Additionally, if you'll review the tape you'll notice the president turned his body at the hips to look over at Kerry. Normally one would turn at the mid-section/shoulder region, but to anyone who has suffered from a bad back it is understandable why he would turn at the hips instead. The president's lack of motivation and slowed rythym (a problem he has never has in the past - you can call the man an imbecille, but you cannot deny he is a peppy imbecille) would have most likely been caused by pain killers, or more likely muscle relaxers.

Finally, I dont think the president wore an audio device because Karl Rove is no idiot. Alot of noise was made about the bulg in the presidents back after the first debate, enough to make me believe they wouldnt be stupid enough to let it be visible in the second. If the president were dependent on this system they would have mounted the transmitter at his belt line and ran the wire up his side - not up his back.

Most likely both bulges were caused by two different types of back braces. Having realized people were talking about the bulg after the first debate they probably just replaced that brace with one that would not stand out as much. Also, I dont think they would admit the president needed the brace because it would turn into another barb the pundits could use to harangue the president with (ie: "wimp factor").

Anonymous said...

I have noticed something about Bush in just the past week or so. I noticed it during the second debate and never noticed it before. He is doing something strange with his jaw--wiggling it side to side or jutting it out quickly. It looks like a nervous tic, but I wonder if it's the symptom of anything else? Now I see it all the time, when he's speaking at campaign appearances etc. It's very weird. Any ideas? Maybe he has a toothache or TMJ or something, or is it the sign of something else more serious?

Anonymous said...

As to the wriggling back and forth of his jaw, that could be to adjust the apparatus in his ear, which would at least appear to be some sort of cochlear device, the better to hear the middleman between himself and his brain. Sort of like what you do in airplanes to make your ears pop . . .

Anonymous said...

I've written about Wernicke-Korsakoff's and have treated a number of patients. The disorder is indeed due to a deficiency of thiamine, and is found in alcoholism, nutritional deficiencies, and malabsorption syndromes (which of course lead to failure to absorb thiamine (vitamin B1). Thiamine acts as an essential coenzyme in at least two vital brain metabolic pathways.
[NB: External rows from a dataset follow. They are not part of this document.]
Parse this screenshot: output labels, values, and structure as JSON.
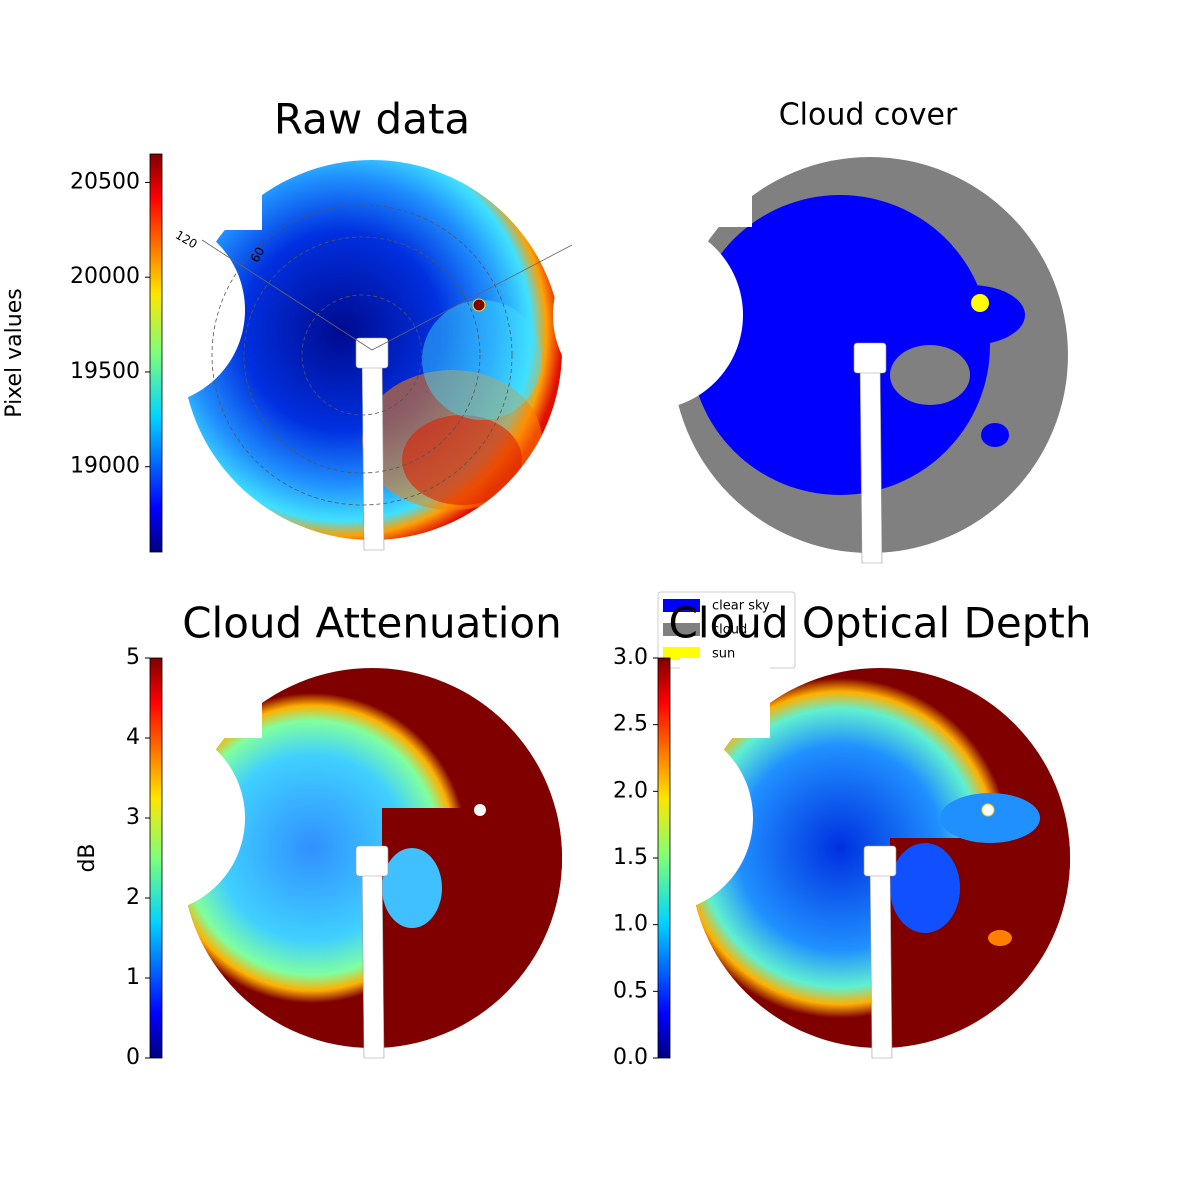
{
  "chart_data": [
    {
      "type": "image",
      "title": "Raw data",
      "colormap": "jet",
      "ylabel": "Pixel values",
      "ylim": [
        18550,
        20650
      ],
      "yticks": [
        19000,
        19500,
        20000,
        20500
      ],
      "annotations": [
        "120",
        "60"
      ]
    },
    {
      "type": "image",
      "title": "Cloud cover",
      "series": [
        {
          "name": "clear sky",
          "color": "#0000ff"
        },
        {
          "name": "cloud",
          "color": "#808080"
        },
        {
          "name": "sun",
          "color": "#ffff00"
        }
      ]
    },
    {
      "type": "image",
      "title": "Cloud Attenuation",
      "colormap": "jet",
      "ylabel": "dB",
      "ylim": [
        0,
        5
      ],
      "yticks": [
        0,
        1,
        2,
        3,
        4,
        5
      ]
    },
    {
      "type": "image",
      "title": "Cloud Optical Depth",
      "colormap": "jet",
      "ylim": [
        0,
        3
      ],
      "yticks": [
        {
          "value": 0,
          "label": "0.0"
        },
        0.5,
        {
          "value": 1,
          "label": "1.0"
        },
        1.5,
        {
          "value": 2,
          "label": "2.0"
        },
        2.5,
        {
          "value": 3,
          "label": "3.0"
        }
      ]
    }
  ]
}
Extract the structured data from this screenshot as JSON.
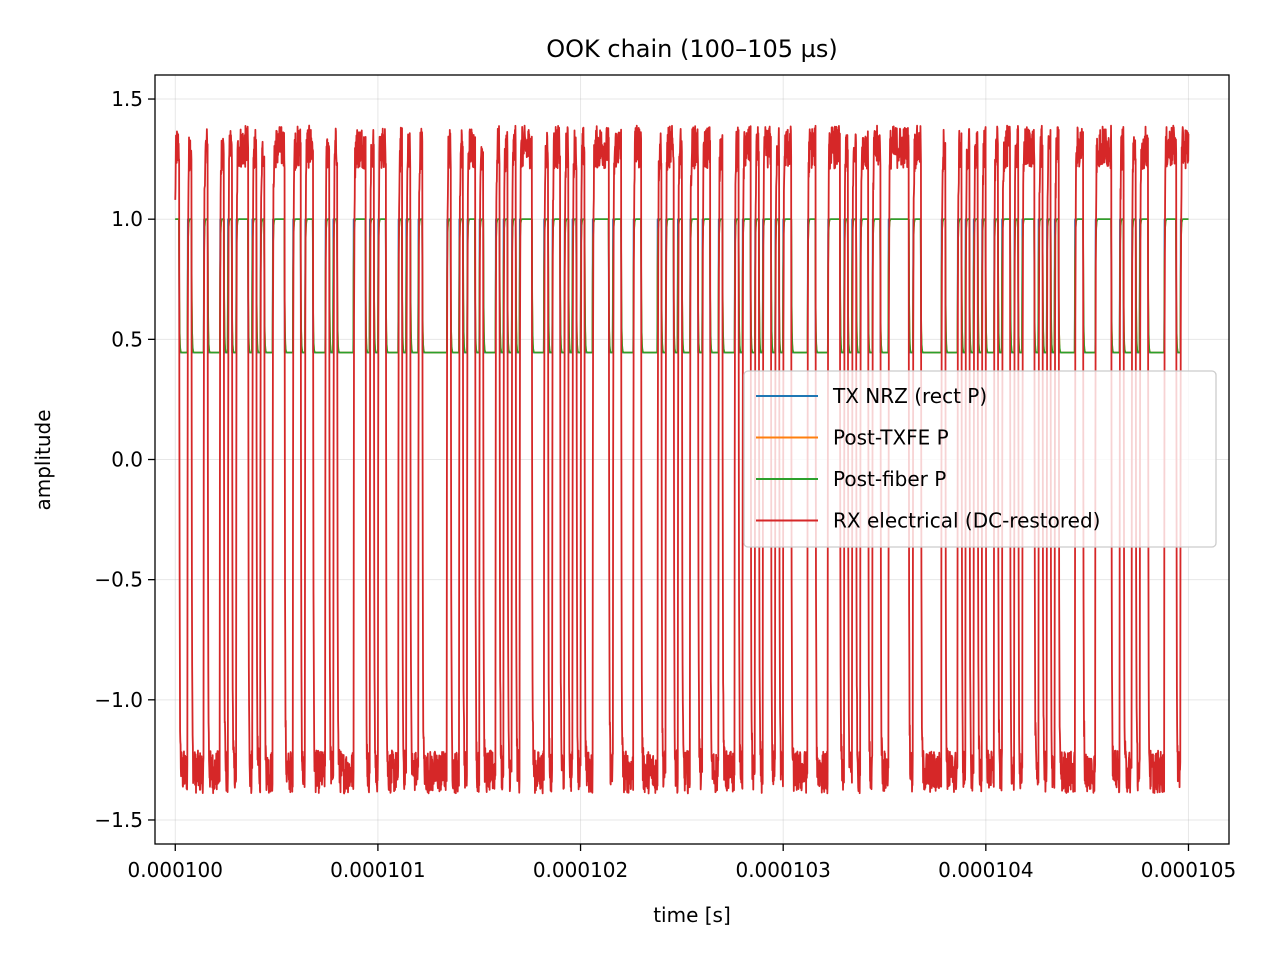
{
  "chart_data": {
    "type": "line",
    "title": "OOK chain (100–105 µs)",
    "xlabel": "time [s]",
    "ylabel": "amplitude",
    "xlim": [
      9.99e-05,
      0.0001052
    ],
    "ylim": [
      -1.6,
      1.6
    ],
    "grid": true,
    "legend_position": "center-right",
    "x_ticks": [
      0.0001,
      0.000101,
      0.000102,
      0.000103,
      0.000104,
      0.000105
    ],
    "x_tick_labels": [
      "0.000100",
      "0.000101",
      "0.000102",
      "0.000103",
      "0.000104",
      "0.000105"
    ],
    "y_ticks": [
      -1.5,
      -1.0,
      -0.5,
      0.0,
      0.5,
      1.0,
      1.5
    ],
    "y_tick_labels": [
      "−1.5",
      "−1.0",
      "−0.5",
      "0.0",
      "0.5",
      "1.0",
      "1.5"
    ],
    "t_start": 0.0001,
    "t_end": 0.000105,
    "bit_period": 2e-08,
    "bits": "1001000100010101110101001110011011000101000011101011000101001000000100101101000101010111000101101010100111101100011000010110100110110010001011010110101100001100011101010110110011111011000001000101010100101101011101010100001100011110010010110000111011011000",
    "series": [
      {
        "name": "TX NRZ (rect P)",
        "color": "#1f77b4",
        "high": 1.0,
        "low": 0.445
      },
      {
        "name": "Post-TXFE P",
        "color": "#ff7f0e",
        "high": 1.0,
        "low": 0.445
      },
      {
        "name": "Post-fiber P",
        "color": "#2ca02c",
        "high": 1.0,
        "low": 0.445
      },
      {
        "name": "RX electrical (DC-restored)",
        "color": "#d62728",
        "high": 1.3,
        "low": -1.3
      }
    ]
  }
}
Wernicke's is characterized by a gait disturbance, mental status changes, and ophthalmoplegia (which means a disorder of eye muscles leading to uncoordinated eye movemements and/or nystagmus, which is a rapid eye movement when the eyes attempt to gaze laterally).
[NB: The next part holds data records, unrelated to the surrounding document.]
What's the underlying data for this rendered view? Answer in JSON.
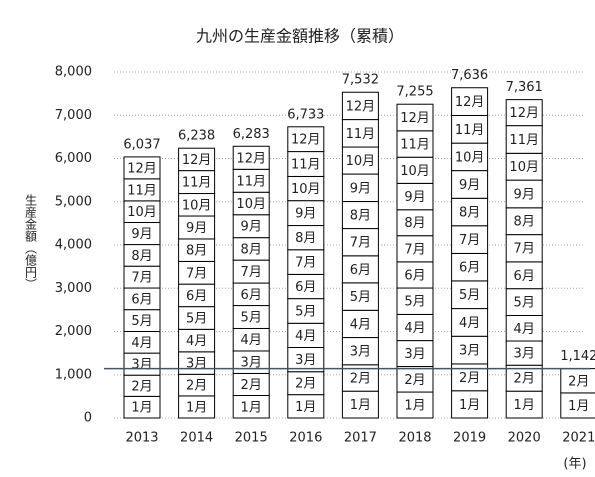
{
  "chart_data": {
    "type": "stacked-bar",
    "title": "九州の生産金額推移（累積）",
    "y_label": "生産金額（億円）",
    "x_unit": "(年)",
    "categories": [
      "2013",
      "2014",
      "2015",
      "2016",
      "2017",
      "2018",
      "2019",
      "2020",
      "2021"
    ],
    "series": [
      {
        "name": "1月",
        "color": "#ffffff",
        "values": [
          500,
          510,
          520,
          540,
          620,
          600,
          630,
          620,
          580
        ]
      },
      {
        "name": "2月",
        "color": "#ffffff",
        "values": [
          490,
          500,
          510,
          530,
          610,
          590,
          620,
          600,
          562
        ]
      },
      {
        "name": "3月",
        "color": "#ffffff",
        "values": [
          510,
          520,
          520,
          560,
          630,
          600,
          640,
          560,
          null
        ]
      },
      {
        "name": "4月",
        "color": "#ffffff",
        "values": [
          500,
          520,
          520,
          560,
          630,
          605,
          640,
          590,
          null
        ]
      },
      {
        "name": "5月",
        "color": "#ffffff",
        "values": [
          505,
          525,
          530,
          570,
          635,
          610,
          640,
          620,
          null
        ]
      },
      {
        "name": "6月",
        "color": "#ffffff",
        "values": [
          500,
          520,
          520,
          560,
          625,
          605,
          635,
          620,
          null
        ]
      },
      {
        "name": "7月",
        "color": "#ffffff",
        "values": [
          505,
          525,
          530,
          570,
          630,
          605,
          640,
          630,
          null
        ]
      },
      {
        "name": "8月",
        "color": "#ffffff",
        "values": [
          500,
          520,
          520,
          560,
          625,
          600,
          635,
          620,
          null
        ]
      },
      {
        "name": "9月",
        "color": "#ffffff",
        "values": [
          510,
          530,
          530,
          575,
          635,
          610,
          640,
          640,
          null
        ]
      },
      {
        "name": "10月",
        "color": "#ffffff",
        "values": [
          500,
          520,
          520,
          560,
          625,
          605,
          635,
          620,
          null
        ]
      },
      {
        "name": "11月",
        "color": "#ffffff",
        "values": [
          510,
          530,
          530,
          575,
          635,
          610,
          640,
          640,
          null
        ]
      },
      {
        "name": "12月",
        "color": "#ffffff",
        "values": [
          507,
          518,
          533,
          573,
          632,
          615,
          641,
          601,
          null
        ]
      }
    ],
    "totals": [
      6037,
      6238,
      6283,
      6733,
      7532,
      7255,
      7636,
      7361,
      1142
    ],
    "total_labels": [
      "6,037",
      "6,238",
      "6,283",
      "6,733",
      "7,532",
      "7,255",
      "7,636",
      "7,361",
      "1,142"
    ],
    "reference_line": 1142,
    "reference_color": "#44546a",
    "ylim": [
      0,
      8000
    ],
    "yticks": [
      0,
      {
        "value": 1000,
        "label": "1,000"
      },
      {
        "value": 2000,
        "label": "2,000"
      },
      {
        "value": 3000,
        "label": "3,000"
      },
      {
        "value": 4000,
        "label": "4,000"
      },
      {
        "value": 5000,
        "label": "5,000"
      },
      {
        "value": 6000,
        "label": "6,000"
      },
      {
        "value": 7000,
        "label": "7,000"
      },
      {
        "value": 8000,
        "label": "8,000"
      }
    ],
    "grid": true
  }
}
The late stage of this syndrome (Korsakoff's) is when further deterioration takes place and there is confabulation, which of course means making up fantastical stories and believing them. It is irreversible, that is, not affected by thiamine.
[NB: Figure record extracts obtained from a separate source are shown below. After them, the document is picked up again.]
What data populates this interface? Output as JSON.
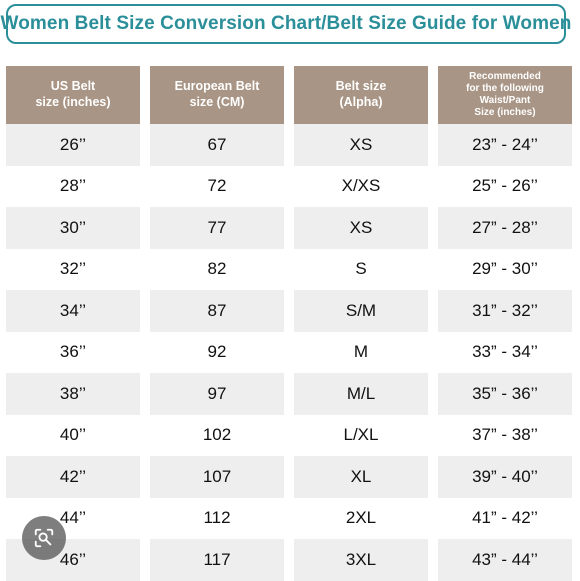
{
  "title": "Women Belt Size Conversion Chart/Belt Size Guide for Women",
  "colors": {
    "title_accent": "#2b8f9a",
    "header_bg": "#a89585",
    "stripe_bg": "#eeeeee"
  },
  "headers": [
    "US Belt\nsize (inches)",
    "European Belt\nsize (CM)",
    "Belt size\n(Alpha)",
    "Recommended\nfor the following\nWaist/Pant\nSize (inches)"
  ],
  "rows": [
    [
      "26’’",
      "67",
      "XS",
      "23” - 24’’"
    ],
    [
      "28’’",
      "72",
      "X/XS",
      "25” - 26’’"
    ],
    [
      "30’’",
      "77",
      "XS",
      "27” - 28’’"
    ],
    [
      "32’’",
      "82",
      "S",
      "29” - 30’’"
    ],
    [
      "34’’",
      "87",
      "S/M",
      "31” - 32’’"
    ],
    [
      "36’’",
      "92",
      "M",
      "33” - 34’’"
    ],
    [
      "38’’",
      "97",
      "M/L",
      "35” - 36’’"
    ],
    [
      "40’’",
      "102",
      "L/XL",
      "37” - 38’’"
    ],
    [
      "42’’",
      "107",
      "XL",
      "39” - 40’’"
    ],
    [
      "44’’",
      "112",
      "2XL",
      "41” - 42’’"
    ],
    [
      "46’’",
      "117",
      "3XL",
      "43” - 44’’"
    ]
  ],
  "overlay": {
    "icon": "lens-search-icon"
  }
}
If the subject continues to drink alcohol, and Wernicke's is present, then there is usually progression to the late (Korsakoff's) stage.

Thiamine, by the way, to be effective must be given parenterally (intramuscular or intravenous) as most of these patients don't absorb it until they're improved. It's important to assess magnesium levels as well, as this substance is important to assist in utilization of thiamine.